Food security and the impacts of climate change on food availability and cost are very real concerns for residents of Asheville. And the questions in the Asheville Buncombe Food Policy Council’s survey are both substantive and important.
Although I’ve explored both ABFPC’s website and the City of Asheville’s Office of Sustainability Food Policy materials (including resolutions from 2003 and 2017 and a plan to revise the Sustainability Management Plan), I confess that I don’t feel sufficiently knowledgeable to provide appropriately responsive answers to the survey questions. I don’t have a clear grasp of how many community, organizational, and funding partners are in play, how many different levels of government are involved (city, county, state, federal), and how budgets and programs are currently coordinated—and what could be improved.
I could talk in generalities about collaboration, cooperation, community investment, budget priorities, and so on—but that wouldn’t treat this topic with the seriousness that it deserves. While it might be easy to write answers filled with platitudes and buzzwords, I believe it would be disrespectful to the hard, well-informed work that so many are doing on a topic vital to Asheville residents’ well-being.

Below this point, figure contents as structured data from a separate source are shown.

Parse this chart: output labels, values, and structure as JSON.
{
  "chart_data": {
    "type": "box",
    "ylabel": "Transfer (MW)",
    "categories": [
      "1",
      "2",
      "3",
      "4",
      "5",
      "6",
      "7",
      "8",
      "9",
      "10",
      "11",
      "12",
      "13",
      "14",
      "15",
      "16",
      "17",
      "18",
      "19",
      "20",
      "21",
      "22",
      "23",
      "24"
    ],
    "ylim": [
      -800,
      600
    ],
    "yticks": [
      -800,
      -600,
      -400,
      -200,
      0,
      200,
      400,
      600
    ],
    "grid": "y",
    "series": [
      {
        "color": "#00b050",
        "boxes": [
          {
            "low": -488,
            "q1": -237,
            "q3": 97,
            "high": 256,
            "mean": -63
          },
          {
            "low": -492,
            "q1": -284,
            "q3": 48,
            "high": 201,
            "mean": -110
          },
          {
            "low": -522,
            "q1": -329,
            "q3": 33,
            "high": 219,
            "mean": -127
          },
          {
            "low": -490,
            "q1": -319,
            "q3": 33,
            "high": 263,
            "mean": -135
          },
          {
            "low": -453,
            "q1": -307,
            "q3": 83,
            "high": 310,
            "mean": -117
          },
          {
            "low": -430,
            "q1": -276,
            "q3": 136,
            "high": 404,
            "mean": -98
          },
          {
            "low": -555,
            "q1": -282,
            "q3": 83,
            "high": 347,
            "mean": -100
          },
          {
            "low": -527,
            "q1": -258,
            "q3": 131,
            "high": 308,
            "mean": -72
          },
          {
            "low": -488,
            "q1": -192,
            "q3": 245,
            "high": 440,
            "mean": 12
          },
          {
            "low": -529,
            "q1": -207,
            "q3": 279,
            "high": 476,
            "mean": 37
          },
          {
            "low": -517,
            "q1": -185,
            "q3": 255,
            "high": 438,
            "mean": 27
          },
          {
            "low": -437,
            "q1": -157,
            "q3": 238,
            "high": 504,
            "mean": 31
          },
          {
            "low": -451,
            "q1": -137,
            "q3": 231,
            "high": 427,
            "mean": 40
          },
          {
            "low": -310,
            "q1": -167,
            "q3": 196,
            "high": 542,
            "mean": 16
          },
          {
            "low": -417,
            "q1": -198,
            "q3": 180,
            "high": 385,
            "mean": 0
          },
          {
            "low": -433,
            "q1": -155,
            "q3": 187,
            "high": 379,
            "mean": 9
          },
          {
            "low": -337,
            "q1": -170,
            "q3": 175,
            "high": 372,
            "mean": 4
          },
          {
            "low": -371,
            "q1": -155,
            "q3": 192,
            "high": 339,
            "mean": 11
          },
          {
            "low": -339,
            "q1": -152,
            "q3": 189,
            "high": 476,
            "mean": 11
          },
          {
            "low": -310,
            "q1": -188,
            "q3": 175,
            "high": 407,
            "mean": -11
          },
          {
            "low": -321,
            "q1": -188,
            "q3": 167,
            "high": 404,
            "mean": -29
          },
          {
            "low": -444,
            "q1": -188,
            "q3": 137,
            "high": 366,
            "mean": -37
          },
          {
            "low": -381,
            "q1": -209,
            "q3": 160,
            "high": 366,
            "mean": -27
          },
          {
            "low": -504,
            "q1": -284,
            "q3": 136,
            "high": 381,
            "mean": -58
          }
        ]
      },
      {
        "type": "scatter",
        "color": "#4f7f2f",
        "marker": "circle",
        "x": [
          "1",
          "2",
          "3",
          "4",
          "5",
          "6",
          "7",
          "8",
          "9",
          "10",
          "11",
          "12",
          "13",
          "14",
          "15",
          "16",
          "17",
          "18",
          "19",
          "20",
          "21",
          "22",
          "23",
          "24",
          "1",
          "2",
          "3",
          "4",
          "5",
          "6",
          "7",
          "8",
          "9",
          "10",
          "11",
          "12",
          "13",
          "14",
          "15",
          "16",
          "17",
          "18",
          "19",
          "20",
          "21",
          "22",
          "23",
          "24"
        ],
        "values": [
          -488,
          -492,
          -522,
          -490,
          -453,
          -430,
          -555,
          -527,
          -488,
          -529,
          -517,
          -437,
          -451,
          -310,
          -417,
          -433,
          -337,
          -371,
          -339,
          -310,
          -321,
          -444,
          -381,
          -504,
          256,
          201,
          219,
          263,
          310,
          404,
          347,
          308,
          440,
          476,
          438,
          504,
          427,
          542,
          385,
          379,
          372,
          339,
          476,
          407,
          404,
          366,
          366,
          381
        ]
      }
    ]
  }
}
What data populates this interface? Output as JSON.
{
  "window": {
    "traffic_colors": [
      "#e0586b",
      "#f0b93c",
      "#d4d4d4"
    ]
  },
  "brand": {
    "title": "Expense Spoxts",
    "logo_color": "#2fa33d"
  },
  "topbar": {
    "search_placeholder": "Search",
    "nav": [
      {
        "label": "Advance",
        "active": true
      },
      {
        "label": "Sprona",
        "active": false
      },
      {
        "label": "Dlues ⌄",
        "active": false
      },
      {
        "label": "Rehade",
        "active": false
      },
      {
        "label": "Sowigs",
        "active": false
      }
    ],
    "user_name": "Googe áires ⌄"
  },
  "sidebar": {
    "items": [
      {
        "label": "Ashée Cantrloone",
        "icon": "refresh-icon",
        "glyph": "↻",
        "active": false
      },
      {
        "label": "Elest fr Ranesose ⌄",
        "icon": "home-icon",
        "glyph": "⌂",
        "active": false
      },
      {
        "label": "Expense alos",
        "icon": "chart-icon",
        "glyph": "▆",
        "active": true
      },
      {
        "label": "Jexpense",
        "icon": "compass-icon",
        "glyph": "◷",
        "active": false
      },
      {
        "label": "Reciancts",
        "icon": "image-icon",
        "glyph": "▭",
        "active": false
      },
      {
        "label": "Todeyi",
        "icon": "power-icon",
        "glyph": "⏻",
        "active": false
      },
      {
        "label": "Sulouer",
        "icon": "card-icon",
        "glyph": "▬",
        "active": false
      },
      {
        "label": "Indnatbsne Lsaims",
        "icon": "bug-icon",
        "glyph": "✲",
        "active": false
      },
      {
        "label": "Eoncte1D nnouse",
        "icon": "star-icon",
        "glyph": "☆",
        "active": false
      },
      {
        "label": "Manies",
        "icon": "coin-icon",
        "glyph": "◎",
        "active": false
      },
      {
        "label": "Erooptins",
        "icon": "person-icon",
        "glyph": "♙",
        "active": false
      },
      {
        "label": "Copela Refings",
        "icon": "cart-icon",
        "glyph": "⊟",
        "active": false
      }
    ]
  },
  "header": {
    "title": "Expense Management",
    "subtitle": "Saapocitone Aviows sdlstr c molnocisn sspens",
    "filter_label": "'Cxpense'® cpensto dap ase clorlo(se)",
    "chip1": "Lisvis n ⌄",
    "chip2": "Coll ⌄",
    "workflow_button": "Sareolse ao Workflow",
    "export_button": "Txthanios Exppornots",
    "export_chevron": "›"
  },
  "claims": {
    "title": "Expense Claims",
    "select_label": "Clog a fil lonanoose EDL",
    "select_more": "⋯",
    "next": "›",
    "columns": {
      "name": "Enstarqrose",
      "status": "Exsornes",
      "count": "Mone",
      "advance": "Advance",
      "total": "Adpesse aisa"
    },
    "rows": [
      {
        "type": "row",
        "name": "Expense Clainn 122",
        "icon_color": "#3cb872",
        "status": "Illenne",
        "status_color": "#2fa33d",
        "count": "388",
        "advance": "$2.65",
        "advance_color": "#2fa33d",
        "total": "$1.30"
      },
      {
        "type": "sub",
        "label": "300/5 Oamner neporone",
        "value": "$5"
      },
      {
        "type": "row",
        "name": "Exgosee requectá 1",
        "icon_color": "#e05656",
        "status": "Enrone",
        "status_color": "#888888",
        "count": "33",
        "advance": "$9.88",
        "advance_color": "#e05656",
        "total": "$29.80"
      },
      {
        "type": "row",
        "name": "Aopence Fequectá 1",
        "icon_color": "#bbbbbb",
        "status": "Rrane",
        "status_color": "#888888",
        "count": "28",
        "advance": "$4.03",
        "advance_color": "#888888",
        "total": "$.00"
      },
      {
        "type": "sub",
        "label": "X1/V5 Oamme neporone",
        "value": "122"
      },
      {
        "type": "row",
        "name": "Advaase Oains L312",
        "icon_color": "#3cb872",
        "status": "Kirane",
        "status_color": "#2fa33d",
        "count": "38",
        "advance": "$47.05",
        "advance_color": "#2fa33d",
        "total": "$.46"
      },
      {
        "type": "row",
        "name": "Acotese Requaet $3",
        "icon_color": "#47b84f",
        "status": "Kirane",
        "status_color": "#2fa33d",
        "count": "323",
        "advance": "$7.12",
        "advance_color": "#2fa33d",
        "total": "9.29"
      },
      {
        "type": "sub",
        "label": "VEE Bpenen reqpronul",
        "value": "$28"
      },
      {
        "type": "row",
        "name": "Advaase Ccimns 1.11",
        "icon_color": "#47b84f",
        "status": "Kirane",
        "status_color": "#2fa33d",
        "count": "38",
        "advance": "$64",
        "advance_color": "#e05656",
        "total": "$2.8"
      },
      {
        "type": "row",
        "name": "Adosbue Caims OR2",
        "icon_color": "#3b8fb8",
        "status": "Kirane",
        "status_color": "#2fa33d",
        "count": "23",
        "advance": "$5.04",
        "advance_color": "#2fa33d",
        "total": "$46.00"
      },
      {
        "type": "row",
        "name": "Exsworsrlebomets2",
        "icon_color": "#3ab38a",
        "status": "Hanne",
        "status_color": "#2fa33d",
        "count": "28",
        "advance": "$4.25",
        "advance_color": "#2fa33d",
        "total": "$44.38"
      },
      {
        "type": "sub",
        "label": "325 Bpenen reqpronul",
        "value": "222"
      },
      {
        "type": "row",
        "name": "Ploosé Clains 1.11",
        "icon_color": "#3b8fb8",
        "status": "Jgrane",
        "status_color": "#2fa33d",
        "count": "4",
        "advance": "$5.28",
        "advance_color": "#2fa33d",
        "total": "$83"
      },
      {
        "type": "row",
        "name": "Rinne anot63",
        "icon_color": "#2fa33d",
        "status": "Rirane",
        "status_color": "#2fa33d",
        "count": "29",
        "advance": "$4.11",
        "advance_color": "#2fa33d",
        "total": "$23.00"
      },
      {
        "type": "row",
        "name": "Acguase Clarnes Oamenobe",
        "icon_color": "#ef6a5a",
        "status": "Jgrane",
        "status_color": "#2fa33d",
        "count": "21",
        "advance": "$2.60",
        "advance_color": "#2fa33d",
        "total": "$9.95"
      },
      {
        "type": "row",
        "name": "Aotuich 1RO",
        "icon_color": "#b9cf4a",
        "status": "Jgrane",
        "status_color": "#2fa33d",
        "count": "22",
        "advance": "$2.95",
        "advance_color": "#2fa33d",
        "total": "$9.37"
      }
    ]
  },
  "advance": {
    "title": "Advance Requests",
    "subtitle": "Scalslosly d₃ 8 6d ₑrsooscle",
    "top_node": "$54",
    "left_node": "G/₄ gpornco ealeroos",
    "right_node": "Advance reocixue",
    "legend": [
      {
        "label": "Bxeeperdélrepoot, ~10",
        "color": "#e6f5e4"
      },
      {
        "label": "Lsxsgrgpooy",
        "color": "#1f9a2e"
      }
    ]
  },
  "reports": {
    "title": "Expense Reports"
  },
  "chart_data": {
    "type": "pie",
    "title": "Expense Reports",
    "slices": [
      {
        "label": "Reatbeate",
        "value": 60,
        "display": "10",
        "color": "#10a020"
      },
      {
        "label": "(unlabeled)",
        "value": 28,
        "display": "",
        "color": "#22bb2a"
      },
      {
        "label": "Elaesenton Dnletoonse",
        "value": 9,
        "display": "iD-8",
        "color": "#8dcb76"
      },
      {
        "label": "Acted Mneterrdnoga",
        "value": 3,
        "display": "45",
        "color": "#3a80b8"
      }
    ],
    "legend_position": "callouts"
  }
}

As a Councilmember, it will be my job to dig in, really explore where things stand, and discover where the levers for meaningful change are to be found. I can assure residents that I am committed to listening to and ensuring that the most vulnerable and historically excluded in our community get the priority attention and resources that they deserve through an equitable and inclusive Municipal Food Policy.
I’m grateful to have had my attention turned to this important subject and I look forward to an opportunity to learn more. As a candidate for City Council, I don’t pretend to bring deep levels of expertise to all the many aspects of City management and policy. I do, however, bring an learner’s mindset—eager to engage—and a servant’s heart to the role of Councilmember.
The original questions:
If the joint Reparations Commission identifies food security as a priority for inclusion among its recommendations, how do you envision local governments supporting the implementation of those recommendations?
Do you see it as a priority to strengthen the collaboration between city and county governments around food security for the residents of our community? If so, how would you support or facilitate that process?
How do you think climate change might impact local food security, and how might city and county policy around land use and urban agriculture improve access to food in the event of a climate disaster? How might the city and county work together to achieve this?
What is your commitment to upholding and continuing to commit resources toward the implementation of the City of Asheville’s Food Policy Action Plan?